Greetings to everyone (and particularly to @paulinpaloalto )
The purpose of the " Planar Data Classification with One Hidden Layer" assignment is to see why we choose a neural network over logistic regression (which is a linear classifier) when the data is not linearly separable. I wonder if a kernel logistic regression works as good as a neural network?
Thank you
Interesting question. Well, I confess I had never heard of “kernel logistic regression” before. I did a quick google and found this presentation from a team at Stanford, which covers other techniques as well including SVM. I don’t claim to have read it in detail, but I think the point is that you have to come up with the appropriate kernel function. So it’s some extra work and knowledge required to figure that out, whereas Prof Ng’s point here is that Deep Neural Networks are a completely general technique: you are putting the work you might have spent figuring out the kernel function onto the back propagation process and just letting the network learn the appropriate function.
Another way to apply Logistic Regression to non-linearly separable data would be to try Polynomial Feature Expansion first. Prof Ng covers that technique in his original Stanford Machine Learning course, but does not discuss it here. I’m only guessing, but it’s probably still somewhat limited compared to DNNs since it’s effectively a DNN with only an output layer.
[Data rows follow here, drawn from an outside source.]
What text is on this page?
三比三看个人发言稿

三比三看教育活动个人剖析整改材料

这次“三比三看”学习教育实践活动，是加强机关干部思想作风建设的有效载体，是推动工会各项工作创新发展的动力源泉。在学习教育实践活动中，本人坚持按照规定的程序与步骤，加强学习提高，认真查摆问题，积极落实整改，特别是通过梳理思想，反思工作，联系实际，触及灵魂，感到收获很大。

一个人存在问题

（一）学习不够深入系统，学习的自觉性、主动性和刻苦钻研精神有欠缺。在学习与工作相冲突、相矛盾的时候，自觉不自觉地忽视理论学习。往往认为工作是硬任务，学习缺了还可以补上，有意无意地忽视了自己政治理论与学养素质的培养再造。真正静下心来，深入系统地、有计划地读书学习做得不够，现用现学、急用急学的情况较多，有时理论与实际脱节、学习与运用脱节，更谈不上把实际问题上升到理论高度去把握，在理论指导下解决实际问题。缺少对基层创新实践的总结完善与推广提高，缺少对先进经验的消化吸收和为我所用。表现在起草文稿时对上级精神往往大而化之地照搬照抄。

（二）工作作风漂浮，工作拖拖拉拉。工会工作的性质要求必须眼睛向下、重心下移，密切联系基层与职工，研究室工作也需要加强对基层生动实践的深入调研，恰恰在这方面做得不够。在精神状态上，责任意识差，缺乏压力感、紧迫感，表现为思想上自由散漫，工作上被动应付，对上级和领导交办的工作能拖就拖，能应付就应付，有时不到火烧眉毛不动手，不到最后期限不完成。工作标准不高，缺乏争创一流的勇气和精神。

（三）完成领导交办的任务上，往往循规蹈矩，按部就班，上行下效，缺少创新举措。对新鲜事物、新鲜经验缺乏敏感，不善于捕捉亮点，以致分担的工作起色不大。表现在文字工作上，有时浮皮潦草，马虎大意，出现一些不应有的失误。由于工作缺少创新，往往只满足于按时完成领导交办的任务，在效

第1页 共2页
But as with any question like this, you could actually perform the experiment and see what kind of results you are able to get. Try doing Kernel Logistic Regression using the kernel function described in that paper and see if you get a better solution than the simple 2 layer net is able to do with the Planar Data inputs. Please let us know if you learn anything interesting from that type of research!
Hi @ayoub, it’s probably always a tradeoff between quality of the predictions as well as the computational costs. I could not find a lot on it either but costs of regression is O(N^3) and of SVM is O(N^2 * N) with N the number of support vectors. So it would be interesting to compare kernel regression vs SVM vs neural network on each of these dimensions. I am sure somebody must have thought on this, but Google this time let me down in finding any relevant references…
Thank you @sjfischer and @paulinpaloalto for your answers.
I’ll try to try a kernel logistic regression in the future and compare it to the performance of a NN, despite the fact that I am weak in programming!
But, it would be also great if some other students try this themselves.